Sędzia Wojciech Łączewski stwierdził, że Mariusz Kamiński, jako szef CBA, przekroczył swoje uprawnienia. Kamiński został skazany na 3 lata pozbawienia wolności oraz zakaz zajmowania stanowisk publicznych przez 10 lat.
Za winnego sąd uznał również Macieja Wąsika, byłego wiceszefa CBA i także skazał go na trzy lata więzienia.
Z kolei Grzegorz Postek, były dyrektor Zarządu Operacyjno-Śledczego CBA, został skazany na dwa lata i sześć miesięcy więzienia i 10 lat zakazu pełnienia funkcji publicznych.
- To sygnał dla wszystkich, którzy chcą wręczać i przyjmować łapówki, że mogą to robić. Natomiast dla tych, którzy ścigają przestępców - to sygnał, że poniesiecie karę, bójcie się - powiedział po ogłoszeniu wyroku poseł PiS Bartosz Kownacki.
Prokurator Bogusław Olewiński wnosił o ukaranie byłego szefa CBA Mariusza Kamińskiego. Chciał dla niego kary roku więzienia w zawieszeniu na trzy lata, cztery lata zakazu pełnienia funkcji kierowniczych i kilka tysięcy zł grzywny. Żądał też podobnych kar dla jego trzech podwładnych: byłego wiceszefa CBA Macieja Wąsika oraz byłych dyrektorów Zarządu Operacyjno-Śledczego CBA Grzegorza Postka i Krzysztofa Brendela. Wyrok sądu jest zatem surowszy niż chciał prokurator.

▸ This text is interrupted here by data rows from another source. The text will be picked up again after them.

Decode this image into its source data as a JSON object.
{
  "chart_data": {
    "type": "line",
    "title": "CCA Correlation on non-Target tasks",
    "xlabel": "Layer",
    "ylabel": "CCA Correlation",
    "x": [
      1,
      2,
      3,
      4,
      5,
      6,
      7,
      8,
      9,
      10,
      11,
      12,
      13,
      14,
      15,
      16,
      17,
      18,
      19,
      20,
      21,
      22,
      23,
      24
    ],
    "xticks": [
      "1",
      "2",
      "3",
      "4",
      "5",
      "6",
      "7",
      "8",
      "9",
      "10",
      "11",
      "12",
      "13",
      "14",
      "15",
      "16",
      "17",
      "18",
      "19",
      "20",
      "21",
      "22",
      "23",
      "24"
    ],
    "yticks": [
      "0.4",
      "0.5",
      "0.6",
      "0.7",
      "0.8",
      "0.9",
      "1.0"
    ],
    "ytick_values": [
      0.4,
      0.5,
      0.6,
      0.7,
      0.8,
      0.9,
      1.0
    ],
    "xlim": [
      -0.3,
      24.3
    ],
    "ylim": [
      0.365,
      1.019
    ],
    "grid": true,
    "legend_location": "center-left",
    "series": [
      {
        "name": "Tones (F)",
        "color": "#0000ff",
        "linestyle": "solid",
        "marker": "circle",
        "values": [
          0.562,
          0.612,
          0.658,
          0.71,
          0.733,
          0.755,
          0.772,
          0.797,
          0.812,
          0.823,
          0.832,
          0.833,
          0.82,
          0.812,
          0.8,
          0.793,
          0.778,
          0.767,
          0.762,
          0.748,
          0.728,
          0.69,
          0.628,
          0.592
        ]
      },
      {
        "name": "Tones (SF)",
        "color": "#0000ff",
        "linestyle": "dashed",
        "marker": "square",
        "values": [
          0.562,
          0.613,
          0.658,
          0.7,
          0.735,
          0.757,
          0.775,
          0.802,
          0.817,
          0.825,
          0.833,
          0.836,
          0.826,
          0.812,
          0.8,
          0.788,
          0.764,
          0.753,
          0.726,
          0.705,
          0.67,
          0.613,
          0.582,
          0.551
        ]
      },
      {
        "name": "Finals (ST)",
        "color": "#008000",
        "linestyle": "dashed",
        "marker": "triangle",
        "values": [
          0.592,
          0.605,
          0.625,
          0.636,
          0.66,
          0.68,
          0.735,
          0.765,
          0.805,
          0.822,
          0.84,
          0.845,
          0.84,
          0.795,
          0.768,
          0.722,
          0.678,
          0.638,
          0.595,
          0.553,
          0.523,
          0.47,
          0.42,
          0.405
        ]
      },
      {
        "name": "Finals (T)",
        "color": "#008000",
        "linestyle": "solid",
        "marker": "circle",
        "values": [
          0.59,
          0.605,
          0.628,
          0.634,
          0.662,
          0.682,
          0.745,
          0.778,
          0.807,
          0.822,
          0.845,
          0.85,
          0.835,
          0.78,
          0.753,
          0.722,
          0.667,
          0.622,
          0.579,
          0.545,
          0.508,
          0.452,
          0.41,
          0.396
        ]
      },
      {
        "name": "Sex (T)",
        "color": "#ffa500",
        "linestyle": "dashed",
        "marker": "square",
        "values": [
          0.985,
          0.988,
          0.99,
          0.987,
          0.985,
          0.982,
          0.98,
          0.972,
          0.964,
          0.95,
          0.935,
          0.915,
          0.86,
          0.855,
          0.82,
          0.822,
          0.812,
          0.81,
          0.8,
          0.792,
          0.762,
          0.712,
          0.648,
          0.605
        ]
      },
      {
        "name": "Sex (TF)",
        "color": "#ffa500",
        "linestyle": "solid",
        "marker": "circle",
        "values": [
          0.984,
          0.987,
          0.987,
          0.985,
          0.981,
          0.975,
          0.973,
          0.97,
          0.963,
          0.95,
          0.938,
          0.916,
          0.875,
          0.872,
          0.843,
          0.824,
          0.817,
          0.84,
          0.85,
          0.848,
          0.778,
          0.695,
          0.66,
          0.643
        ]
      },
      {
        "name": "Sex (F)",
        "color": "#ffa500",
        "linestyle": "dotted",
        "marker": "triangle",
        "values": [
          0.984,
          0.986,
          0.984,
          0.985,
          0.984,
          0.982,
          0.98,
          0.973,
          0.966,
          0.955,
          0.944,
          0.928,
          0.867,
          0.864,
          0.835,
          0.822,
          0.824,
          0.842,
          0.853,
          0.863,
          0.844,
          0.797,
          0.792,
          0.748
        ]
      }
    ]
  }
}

Obrońcy domagali się uniewinnienia.
Wyrok jest nieprawomocny.
– Cały ten proces jest w mojej ocenie ogromnym nadużyciem wymiaru sprawiedliwości wobec Mariusza Kamińskiego i byłych funkcjonariuszy CBA. Sąd wyraził już swoją opinię i umorzył postępowanie bez robienia przewodu sądowego. Niestety, zdanie Sądu Okręgowego, który nakazał przeprowadzić ten proces, było inne. Prokurator, który się zażalił, teraz doprowadził ten proces do końca – mówił wcześniej portalowi niezalezna.pl Maciej Wąsik.